No matter how excited you are about a group or site, if you don’t have access to a community, you cannot conduct ethnographic research. The three most common reasons that limit the type of access that students need are:
- There is no site or community. For example, one may have an interest in the issue of violence in video games, or French Revolutionary history, or NASA astronauts, but these more traditional topics do not provide a clear site or a community that can serve as your cultural text. However, one can shift perspective and explore the interaction and team-building in an on-line gaming community, with any and all violence that it entails, or the behaviors and knowledge of individuals in real-time or online role-playing game/group focusing on the French Revolution history to explore current relationships with history, or even behavior at a local science museum in order to assess public perceptions of NASA. The point here is that even when it may seem as though there is no site, you might find a way to creatively identify one.
- It is a closed community (culturally or physically). There are fascinating sites and communities that would make excellent research sites, but are culturally closed to outsiders. One urban example of this is street gangs. Students who are already members of street gangs can conduct this kind of research as insiders, but it would be unlikely that a curious college student would be allowed enough access to this kind of closed society, in the time frame of a semester or quarter, to conduct solid research. There would also be potential danger in this kind of a situation. As a rule, you should not engage in research in which your participation can result in physical or emotional harm, or arrest. You should also always make sure you select a site that is physically accessible. If you want to research a site you can’t get to (locked doors, security clearances, the South Pole, etc.), you need to go a different route.
- The site or community does not come together in the time frame of this course. Then there are the time constraints of researching and writing for a class, which has predetermined beginning and end dates, and, of course rigid time frames for when grades are due.

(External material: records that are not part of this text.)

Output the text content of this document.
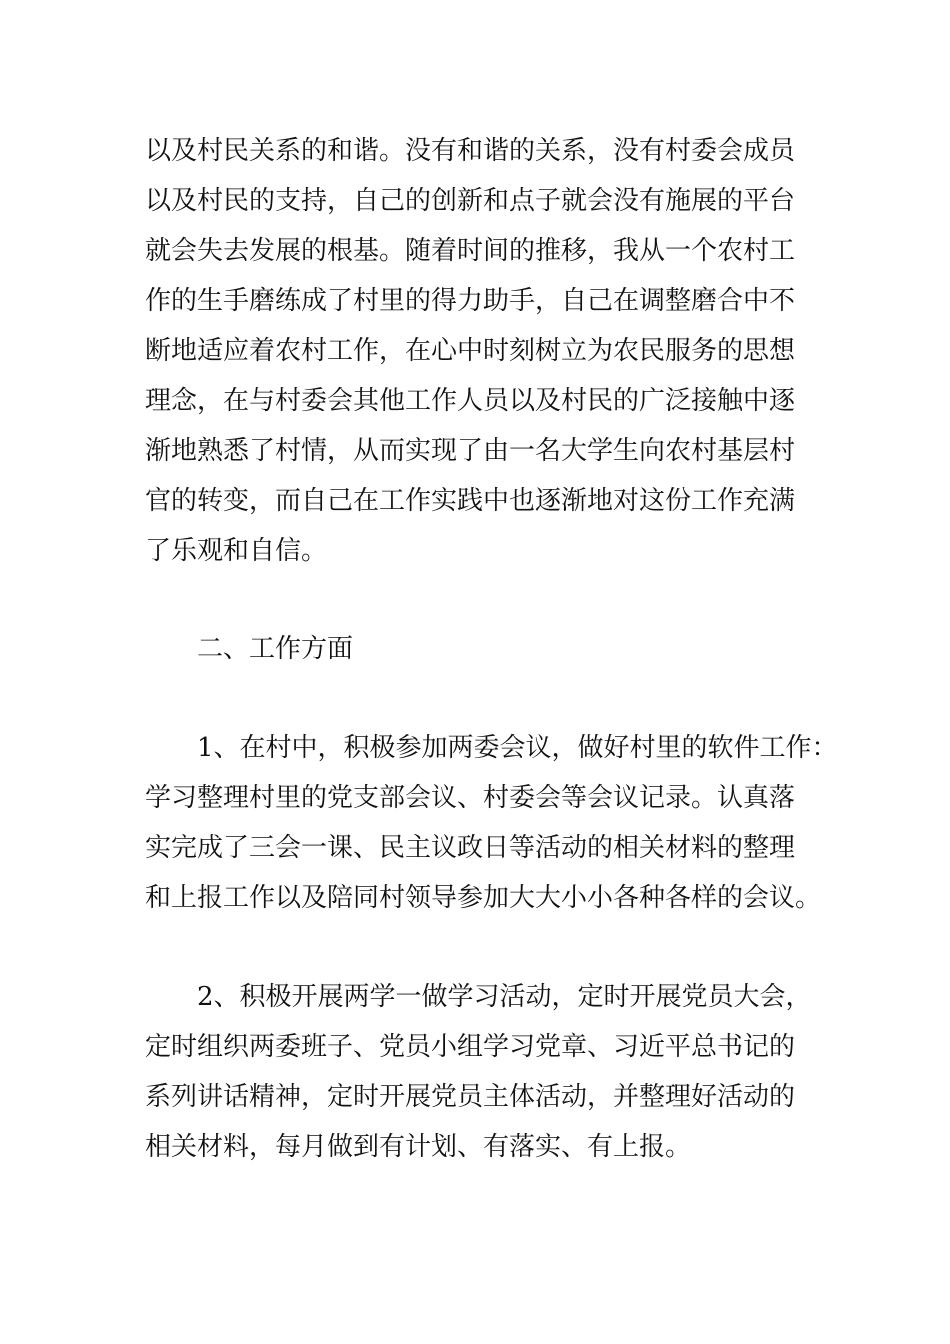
以及村民关系的和谐。没有和谐的关系，没有村委会成员
以及村民的支持，自己的创新和点子就会没有施展的平台
就会失去发展的根基。随着时间的推移，我从一个农村工
作的生手磨练成了村里的得力助手，自己在调整磨合中不
断地适应着农村工作，在心中时刻树立为农民服务的思想
理念，在与村委会其他工作人员以及村民的广泛接触中逐
渐地熟悉了村情，从而实现了由一名大学生向农村基层村
官的转变，而自己在工作实践中也逐渐地对这份工作充满
了乐观和自信。
二、工作方面
1、在村中，积极参加两委会议，做好村里的软件工作：
学习整理村里的党支部会议、村委会等会议记录。认真落
实完成了三会一课、民主议政日等活动的相关材料的整理
和上报工作以及陪同村领导参加大大小小各种各样的会议。
2、积极开展两学一做学习活动，定时开展党员大会，
定时组织两委班子、党员小组学习党章、习近平总书记的
系列讲话精神，定时开展党员主体活动，并整理好活动的
相关材料，每月做到有计划、有落实、有上报。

If the site that has your heart pounding is not accessible for repeated field visits over the course of the semester or quarter, you will need to choose a different site.
Because there is no one way to choose a site or to write ethnography, making a good decision regarding a research site might seem difficult. This is true. But this also means that there are also endless possibilities for success. If you take the time to carefully consider finding a site or group that you have a genuine interest in, your research and your writing will be much better.
There are also important ethical considerations for access to your research site. As you go through the process of selecting your site and writing your proposal, keep one very important thing in mind: you are ethically obligated to let the people you are studying know what you are doing when you begin and you should seek to establish some kind of mutually beneficial, reciprocal relationship. If you are going to a site to collect data, you must represent your mission as such. This is not undercover or hidden-camera work. If you fear letting people at your site know what you are doing and why you are doing it (this comes back to that physical or emotional harm thing), then once again, choose another site.
In an age of reality TV and surprise, tell-all talk shows, there are always some students that are excited about the possibilities of “not telling†or of using the information they uncover to pit people against each other. For example, one student wrote about fighting in his family, and he really wanted to use inside information to set his family up for a big, blow out fight – for the purposes of his research. While that may or may not have been a smart personal strategy, as a writer and ethnographic researcher, it crossed the ethical behavior line. Chapter 2 explains why you need to include ethical considerations in your research and research plan, but overall, the issues of ethics come back to respect for the people and cultures at your site. You need the kind of access we have discussed in this section to collect enough data from which to write and present your interpretations, and both your research process and writing must be accomplished with this respect.